How Sharjah doctor prevented surgery on newborn baby
Filipino baby Kelly Hope was experiencing bowel obstruction

Sharjah: An invasive treatment was prevented on a newborn baby,
thanks to a Sharjah doctor who observed the baby’s condition and treated
her with enema.
Filipino baby Kelly Hope, who was experiencing
bowel obstruction symptoms after she was born, avoided an unnecessary
surgery after a doctor from University Hospital Sharjah (UHS) observed
her condition and found that the highly thick meconium was the reason
behind her obstructed bowel.
Her parents Ryan and Mary Hope were
desperately looking for treatment after a physician at the time of their
baby’s birth in another hospital suspected that the infant’s colon was
obstructed and she needed to be transferred for an operation.
Ryan
and Mary were turned away by more than one hospital before they sought
medical attention from UHS, where Prof Hakam Yaseen, senior consultant
neonatologist and head of the Department of Paediatric and NICU, took
care of Kelly’s bowel obstruction.
The doctor found the case to be
common among babies and said doctors should be aware that the meconium
can obstruct an infant’s bowel and that it doesn’t require a surgery.
He
said the stool normally consists of various products the baby ingests
in the womb that have been shed, as well as mucus, bile, water, amniotic
fluid and the soft hair that cover’s the baby’s body.
“Sometimes a
baby’s stool, the meconium, is highly viscid and blocks the intestine.

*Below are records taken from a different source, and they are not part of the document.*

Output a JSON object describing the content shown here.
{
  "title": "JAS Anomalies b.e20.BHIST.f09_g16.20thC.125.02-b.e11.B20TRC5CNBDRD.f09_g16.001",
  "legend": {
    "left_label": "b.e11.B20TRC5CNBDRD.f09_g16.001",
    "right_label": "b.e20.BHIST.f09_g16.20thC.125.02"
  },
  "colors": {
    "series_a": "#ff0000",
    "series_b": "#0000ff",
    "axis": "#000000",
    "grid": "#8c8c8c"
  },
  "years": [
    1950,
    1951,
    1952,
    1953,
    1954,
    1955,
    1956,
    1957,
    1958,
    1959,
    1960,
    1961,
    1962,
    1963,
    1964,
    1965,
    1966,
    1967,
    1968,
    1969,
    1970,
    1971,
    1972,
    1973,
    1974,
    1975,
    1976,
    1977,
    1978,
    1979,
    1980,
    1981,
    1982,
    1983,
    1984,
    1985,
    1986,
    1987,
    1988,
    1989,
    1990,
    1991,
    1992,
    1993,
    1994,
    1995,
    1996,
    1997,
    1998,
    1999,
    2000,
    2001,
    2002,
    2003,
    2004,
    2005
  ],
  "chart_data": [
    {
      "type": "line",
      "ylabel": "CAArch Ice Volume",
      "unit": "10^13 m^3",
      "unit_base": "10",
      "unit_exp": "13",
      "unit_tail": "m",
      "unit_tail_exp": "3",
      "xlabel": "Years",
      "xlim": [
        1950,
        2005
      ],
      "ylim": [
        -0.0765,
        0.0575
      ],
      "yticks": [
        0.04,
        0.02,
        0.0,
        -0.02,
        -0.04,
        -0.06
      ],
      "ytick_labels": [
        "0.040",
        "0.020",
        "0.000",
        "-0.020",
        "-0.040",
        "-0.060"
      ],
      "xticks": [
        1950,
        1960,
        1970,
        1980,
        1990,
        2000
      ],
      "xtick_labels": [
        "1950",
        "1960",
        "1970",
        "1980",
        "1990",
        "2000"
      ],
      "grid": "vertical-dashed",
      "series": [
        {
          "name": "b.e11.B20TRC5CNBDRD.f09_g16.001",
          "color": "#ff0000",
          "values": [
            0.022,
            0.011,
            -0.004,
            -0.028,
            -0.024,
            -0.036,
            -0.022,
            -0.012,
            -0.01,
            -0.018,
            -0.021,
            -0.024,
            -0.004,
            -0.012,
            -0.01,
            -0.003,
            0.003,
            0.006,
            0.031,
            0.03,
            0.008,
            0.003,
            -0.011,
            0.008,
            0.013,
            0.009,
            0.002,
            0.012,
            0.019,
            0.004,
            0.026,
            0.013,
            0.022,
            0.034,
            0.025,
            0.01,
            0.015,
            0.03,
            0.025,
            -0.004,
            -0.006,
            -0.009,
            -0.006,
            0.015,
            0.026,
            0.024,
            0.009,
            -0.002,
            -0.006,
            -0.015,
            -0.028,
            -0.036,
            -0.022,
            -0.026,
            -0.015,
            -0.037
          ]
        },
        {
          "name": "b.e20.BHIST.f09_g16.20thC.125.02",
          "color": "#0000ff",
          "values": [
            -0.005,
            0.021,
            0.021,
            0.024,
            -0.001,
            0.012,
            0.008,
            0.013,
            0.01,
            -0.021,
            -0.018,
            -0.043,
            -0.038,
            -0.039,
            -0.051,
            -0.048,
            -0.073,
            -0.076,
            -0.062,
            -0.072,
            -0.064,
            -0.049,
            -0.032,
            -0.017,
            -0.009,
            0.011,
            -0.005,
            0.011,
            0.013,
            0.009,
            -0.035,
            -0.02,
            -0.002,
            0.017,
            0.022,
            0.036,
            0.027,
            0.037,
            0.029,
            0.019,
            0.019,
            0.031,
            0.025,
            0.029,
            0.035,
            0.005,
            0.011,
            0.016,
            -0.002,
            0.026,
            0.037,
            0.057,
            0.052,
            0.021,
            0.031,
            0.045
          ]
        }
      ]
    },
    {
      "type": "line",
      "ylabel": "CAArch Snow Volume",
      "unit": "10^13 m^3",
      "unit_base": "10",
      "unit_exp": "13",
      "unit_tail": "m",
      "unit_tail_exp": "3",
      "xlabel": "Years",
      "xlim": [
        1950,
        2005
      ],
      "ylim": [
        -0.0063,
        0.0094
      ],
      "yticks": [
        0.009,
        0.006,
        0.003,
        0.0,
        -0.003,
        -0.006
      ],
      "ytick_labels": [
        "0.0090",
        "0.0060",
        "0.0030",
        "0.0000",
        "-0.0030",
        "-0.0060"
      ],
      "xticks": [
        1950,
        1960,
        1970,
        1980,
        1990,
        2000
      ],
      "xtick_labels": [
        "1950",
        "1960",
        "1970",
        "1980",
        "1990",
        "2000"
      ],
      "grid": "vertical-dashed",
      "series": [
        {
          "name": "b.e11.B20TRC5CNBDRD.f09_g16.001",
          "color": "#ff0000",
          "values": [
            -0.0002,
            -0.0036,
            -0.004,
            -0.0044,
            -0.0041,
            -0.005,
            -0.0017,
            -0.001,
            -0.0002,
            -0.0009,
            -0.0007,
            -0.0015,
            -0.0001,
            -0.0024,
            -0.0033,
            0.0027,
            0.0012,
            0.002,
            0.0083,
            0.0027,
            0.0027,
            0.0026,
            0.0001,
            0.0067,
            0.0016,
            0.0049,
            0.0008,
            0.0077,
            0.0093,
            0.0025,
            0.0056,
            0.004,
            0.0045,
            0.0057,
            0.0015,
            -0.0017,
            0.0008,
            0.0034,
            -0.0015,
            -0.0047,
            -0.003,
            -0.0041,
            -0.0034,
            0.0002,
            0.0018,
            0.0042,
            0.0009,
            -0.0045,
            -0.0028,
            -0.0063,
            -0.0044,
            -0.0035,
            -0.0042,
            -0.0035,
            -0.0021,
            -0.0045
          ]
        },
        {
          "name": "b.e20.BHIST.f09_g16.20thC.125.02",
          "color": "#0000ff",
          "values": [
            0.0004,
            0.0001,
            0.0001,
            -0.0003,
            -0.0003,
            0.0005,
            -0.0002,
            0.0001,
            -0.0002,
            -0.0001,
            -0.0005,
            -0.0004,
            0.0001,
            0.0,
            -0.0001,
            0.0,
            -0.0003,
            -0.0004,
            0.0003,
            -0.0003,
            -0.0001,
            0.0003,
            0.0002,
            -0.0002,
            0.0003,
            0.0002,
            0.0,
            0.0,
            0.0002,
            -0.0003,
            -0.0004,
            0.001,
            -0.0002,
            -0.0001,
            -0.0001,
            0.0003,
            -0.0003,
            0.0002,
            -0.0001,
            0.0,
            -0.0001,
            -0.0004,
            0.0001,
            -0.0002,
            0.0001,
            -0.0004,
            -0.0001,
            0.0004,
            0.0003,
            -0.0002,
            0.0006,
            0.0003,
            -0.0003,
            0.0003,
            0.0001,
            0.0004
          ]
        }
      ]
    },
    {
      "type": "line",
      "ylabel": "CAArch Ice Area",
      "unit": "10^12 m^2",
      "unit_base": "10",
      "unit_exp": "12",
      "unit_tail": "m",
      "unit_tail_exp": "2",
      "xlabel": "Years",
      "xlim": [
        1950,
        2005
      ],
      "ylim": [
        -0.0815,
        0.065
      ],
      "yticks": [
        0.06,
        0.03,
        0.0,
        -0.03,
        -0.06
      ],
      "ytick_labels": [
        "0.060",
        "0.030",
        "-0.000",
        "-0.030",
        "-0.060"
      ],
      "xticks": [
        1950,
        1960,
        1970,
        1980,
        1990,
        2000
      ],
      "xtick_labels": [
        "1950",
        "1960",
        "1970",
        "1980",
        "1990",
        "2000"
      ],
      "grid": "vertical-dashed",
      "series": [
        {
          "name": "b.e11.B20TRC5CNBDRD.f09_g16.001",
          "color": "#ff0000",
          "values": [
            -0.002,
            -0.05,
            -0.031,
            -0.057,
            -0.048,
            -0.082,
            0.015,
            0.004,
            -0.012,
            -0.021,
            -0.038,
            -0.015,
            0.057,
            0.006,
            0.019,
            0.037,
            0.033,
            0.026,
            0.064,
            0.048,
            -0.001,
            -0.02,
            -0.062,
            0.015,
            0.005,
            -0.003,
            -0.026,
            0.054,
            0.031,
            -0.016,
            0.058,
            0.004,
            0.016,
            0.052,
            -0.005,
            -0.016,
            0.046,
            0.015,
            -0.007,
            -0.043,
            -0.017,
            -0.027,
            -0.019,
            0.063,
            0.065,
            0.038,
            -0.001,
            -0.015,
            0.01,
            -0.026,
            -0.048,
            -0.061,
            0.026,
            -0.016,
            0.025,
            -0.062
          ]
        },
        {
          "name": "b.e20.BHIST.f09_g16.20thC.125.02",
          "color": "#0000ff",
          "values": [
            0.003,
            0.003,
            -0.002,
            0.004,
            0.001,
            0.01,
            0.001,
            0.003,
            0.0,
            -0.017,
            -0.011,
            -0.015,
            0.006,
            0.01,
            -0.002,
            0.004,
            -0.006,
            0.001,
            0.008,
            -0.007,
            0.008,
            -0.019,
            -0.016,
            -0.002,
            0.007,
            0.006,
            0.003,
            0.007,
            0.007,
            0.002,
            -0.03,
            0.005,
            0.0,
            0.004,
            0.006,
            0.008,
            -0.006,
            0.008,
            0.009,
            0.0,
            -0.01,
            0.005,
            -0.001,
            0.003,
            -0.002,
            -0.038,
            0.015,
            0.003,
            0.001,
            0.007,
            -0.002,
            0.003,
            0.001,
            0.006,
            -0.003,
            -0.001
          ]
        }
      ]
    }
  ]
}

We gave the baby an enema and washed the colon. Afterward, her condition
stabilised, passing motion normally and the vomiting no longer
persisted,” he said.
He advised the mother to only feed Kelly small portions and five days later, Kelly went home with a clean bill of health.
“My
wife was crying with worry,” said Ryan. Late in the night, he and his
friend went to the NICU to visit their baby. “Kelly had a tube in her
mouth. We just wanted to take our baby home. We felt completely
helpless.”
Improving the awareness of meconium consistency will
prevent unnecessary surgeries from being performed on newborns with
bowel obstruction symptoms, Prof Yaseen said.